Dalam penjelasan UU tersebut disebutkan bahwa yang dimaksud dengan ekonomi syariah adalah perbuatan atau kegiatan usaha yang dilaksanakan menurut prinsip syari’ah, antara lain meliputi :
Bank syariah,
Lembaga keuangan mikro syari’ah,
Asuransi syari’ah,
Reasurasi syari’ah,
Reksadana syari’ah,
Obligasi Syari’ah dan surat berharga berjangka menengah syariah,
Sekuritas syariah,
Pembiayaan syari’ah,
Pegadaian syari’ah,
Dana pensiun lembaga keuangan syari’ah, dan
Bisnis syari’ah.
Tambahan kewenangan baru lainnya adalah :
Dalam perkara waris, wakaf, harta bersama & lainnya. Bila ada sengketa sepanjang hal itu dikalangan orang Islam itu sendiri, tetap menjadi kewengan Pengadilan Agama
Perkara bidang Zakat dan Infaq.
Penetapan asal-usul anak dan penetapan pengangkatan anak berdasar Hukum Islam.
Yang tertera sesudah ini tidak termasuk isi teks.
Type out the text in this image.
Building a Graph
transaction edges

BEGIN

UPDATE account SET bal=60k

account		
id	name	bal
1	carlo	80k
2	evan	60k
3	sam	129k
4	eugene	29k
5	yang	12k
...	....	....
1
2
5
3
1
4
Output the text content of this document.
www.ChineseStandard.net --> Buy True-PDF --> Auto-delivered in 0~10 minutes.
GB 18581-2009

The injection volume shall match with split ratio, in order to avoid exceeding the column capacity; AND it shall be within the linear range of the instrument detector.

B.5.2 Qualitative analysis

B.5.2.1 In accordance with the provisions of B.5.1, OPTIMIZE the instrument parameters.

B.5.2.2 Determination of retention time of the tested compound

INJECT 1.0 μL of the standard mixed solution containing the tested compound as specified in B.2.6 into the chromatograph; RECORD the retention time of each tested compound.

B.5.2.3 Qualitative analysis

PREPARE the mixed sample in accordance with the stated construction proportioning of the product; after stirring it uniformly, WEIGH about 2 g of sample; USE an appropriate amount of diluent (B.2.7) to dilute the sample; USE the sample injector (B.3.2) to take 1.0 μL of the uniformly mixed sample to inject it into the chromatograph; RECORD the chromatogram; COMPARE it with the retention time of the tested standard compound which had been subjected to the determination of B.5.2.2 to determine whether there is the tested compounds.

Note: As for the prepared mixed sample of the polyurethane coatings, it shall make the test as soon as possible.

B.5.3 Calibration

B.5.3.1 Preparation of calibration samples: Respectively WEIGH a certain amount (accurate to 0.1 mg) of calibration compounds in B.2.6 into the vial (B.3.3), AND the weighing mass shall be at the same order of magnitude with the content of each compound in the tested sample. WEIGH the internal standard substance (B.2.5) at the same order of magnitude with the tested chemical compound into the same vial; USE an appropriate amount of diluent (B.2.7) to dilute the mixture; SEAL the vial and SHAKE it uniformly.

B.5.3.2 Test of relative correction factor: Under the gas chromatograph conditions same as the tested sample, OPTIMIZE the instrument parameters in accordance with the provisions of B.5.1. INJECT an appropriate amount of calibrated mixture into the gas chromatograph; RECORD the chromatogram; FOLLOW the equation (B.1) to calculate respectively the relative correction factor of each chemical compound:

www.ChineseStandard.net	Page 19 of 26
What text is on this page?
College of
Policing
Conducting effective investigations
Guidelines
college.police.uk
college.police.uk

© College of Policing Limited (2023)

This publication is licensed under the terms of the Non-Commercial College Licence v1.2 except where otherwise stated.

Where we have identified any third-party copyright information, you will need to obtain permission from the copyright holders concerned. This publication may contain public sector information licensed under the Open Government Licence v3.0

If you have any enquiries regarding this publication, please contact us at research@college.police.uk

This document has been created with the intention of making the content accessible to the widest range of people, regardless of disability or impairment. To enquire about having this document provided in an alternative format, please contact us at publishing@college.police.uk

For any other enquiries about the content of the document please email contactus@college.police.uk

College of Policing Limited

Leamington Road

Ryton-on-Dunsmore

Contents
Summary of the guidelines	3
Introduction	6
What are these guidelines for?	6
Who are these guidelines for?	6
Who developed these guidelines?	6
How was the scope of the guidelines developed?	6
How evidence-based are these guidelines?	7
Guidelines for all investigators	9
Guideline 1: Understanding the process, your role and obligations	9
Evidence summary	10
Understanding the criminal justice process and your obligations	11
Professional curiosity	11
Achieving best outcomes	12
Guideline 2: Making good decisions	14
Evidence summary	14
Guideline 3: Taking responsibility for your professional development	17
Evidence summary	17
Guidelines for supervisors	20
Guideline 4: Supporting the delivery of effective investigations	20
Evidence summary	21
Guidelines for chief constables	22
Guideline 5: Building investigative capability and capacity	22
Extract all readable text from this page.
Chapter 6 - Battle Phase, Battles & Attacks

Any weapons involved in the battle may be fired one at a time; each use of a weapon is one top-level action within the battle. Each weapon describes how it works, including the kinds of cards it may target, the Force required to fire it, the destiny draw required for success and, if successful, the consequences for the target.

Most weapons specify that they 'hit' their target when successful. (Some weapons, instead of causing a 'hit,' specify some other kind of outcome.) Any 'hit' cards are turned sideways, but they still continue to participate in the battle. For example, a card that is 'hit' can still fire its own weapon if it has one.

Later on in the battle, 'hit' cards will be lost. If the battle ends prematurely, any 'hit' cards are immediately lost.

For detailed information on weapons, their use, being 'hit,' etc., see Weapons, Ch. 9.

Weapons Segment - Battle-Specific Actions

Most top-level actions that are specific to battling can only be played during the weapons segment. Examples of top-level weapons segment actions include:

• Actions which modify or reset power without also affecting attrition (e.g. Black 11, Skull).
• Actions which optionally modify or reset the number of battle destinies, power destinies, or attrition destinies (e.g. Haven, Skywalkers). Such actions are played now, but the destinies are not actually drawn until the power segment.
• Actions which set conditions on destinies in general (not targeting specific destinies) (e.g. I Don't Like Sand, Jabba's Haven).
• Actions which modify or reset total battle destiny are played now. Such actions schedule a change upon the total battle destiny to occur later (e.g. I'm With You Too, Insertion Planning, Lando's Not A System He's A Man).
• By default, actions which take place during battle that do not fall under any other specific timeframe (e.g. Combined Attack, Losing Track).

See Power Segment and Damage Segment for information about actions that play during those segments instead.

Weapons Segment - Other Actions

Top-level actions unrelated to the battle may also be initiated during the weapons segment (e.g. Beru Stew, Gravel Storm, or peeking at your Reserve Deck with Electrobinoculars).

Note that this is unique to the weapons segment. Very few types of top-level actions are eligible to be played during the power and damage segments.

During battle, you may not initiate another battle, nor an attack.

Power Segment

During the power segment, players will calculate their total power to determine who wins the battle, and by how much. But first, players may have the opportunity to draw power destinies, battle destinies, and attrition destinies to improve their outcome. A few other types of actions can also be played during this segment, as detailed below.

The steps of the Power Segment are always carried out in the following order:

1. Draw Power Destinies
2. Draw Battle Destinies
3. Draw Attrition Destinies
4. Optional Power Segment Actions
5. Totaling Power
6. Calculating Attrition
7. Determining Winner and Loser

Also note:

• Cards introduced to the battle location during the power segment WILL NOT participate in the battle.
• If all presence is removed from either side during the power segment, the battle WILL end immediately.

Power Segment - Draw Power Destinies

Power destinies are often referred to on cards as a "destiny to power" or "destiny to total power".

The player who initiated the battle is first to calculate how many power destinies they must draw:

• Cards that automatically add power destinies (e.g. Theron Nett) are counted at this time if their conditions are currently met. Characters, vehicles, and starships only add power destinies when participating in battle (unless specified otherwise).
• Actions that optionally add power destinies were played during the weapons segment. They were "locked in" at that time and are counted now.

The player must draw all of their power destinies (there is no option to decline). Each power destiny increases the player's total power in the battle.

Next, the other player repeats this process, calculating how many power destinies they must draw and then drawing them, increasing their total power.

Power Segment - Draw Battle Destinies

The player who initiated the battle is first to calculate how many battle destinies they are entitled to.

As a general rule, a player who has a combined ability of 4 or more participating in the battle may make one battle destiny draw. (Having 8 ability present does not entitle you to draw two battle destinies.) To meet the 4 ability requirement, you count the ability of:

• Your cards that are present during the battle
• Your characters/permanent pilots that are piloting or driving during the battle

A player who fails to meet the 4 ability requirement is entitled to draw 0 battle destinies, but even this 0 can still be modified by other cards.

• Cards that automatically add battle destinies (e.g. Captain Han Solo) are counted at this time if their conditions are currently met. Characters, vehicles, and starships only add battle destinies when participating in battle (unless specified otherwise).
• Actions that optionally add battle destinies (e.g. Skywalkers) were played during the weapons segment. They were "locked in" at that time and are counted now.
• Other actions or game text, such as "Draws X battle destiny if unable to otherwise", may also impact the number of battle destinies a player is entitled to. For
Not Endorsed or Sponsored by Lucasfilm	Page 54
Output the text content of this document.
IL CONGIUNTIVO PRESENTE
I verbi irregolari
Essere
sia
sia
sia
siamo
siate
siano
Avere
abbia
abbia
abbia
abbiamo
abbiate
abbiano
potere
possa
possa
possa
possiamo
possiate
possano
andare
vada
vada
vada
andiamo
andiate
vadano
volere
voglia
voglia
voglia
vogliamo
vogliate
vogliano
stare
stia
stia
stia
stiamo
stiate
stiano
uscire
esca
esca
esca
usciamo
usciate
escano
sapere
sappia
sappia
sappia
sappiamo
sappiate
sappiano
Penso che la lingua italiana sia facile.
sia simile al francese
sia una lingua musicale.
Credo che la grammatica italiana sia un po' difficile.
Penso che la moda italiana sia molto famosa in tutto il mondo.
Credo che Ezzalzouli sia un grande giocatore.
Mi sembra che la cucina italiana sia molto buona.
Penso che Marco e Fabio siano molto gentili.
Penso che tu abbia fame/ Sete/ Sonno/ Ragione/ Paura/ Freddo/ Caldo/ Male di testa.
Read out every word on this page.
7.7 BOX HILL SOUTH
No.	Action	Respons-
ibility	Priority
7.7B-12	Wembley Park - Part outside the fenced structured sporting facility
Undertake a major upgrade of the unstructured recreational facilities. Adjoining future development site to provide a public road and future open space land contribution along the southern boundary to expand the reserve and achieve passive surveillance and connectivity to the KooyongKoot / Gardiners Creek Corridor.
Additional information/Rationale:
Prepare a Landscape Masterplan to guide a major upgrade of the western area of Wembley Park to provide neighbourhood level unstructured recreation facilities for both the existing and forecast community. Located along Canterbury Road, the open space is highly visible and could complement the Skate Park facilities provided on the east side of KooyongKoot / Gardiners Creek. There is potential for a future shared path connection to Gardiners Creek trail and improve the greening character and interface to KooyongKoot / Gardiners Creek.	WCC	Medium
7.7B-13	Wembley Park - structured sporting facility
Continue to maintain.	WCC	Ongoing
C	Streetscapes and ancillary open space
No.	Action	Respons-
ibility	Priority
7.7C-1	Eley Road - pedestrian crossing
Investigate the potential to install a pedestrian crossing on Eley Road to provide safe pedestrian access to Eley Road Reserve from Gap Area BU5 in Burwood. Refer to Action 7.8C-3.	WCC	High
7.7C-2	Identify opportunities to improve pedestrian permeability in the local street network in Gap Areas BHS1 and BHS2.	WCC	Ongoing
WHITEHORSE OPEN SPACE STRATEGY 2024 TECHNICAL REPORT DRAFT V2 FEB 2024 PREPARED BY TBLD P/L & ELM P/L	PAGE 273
Kewenangan tidak dibatasi pada perkara perdata saja, tetapi perkara tertentu.
Seiring dengan yurisdiksi wewenang yang dimiliki oleh Pengadilan Agama yang sedemikan besar seperti diamanatkan oleh Undang-undang Nomor 3 Tahun 2006, semakin besar pula harapan yang dialamatkan bagi pencari keadilan di bidang ekonomi Syari’ah dan tantangan yang dihadapi oleh PA.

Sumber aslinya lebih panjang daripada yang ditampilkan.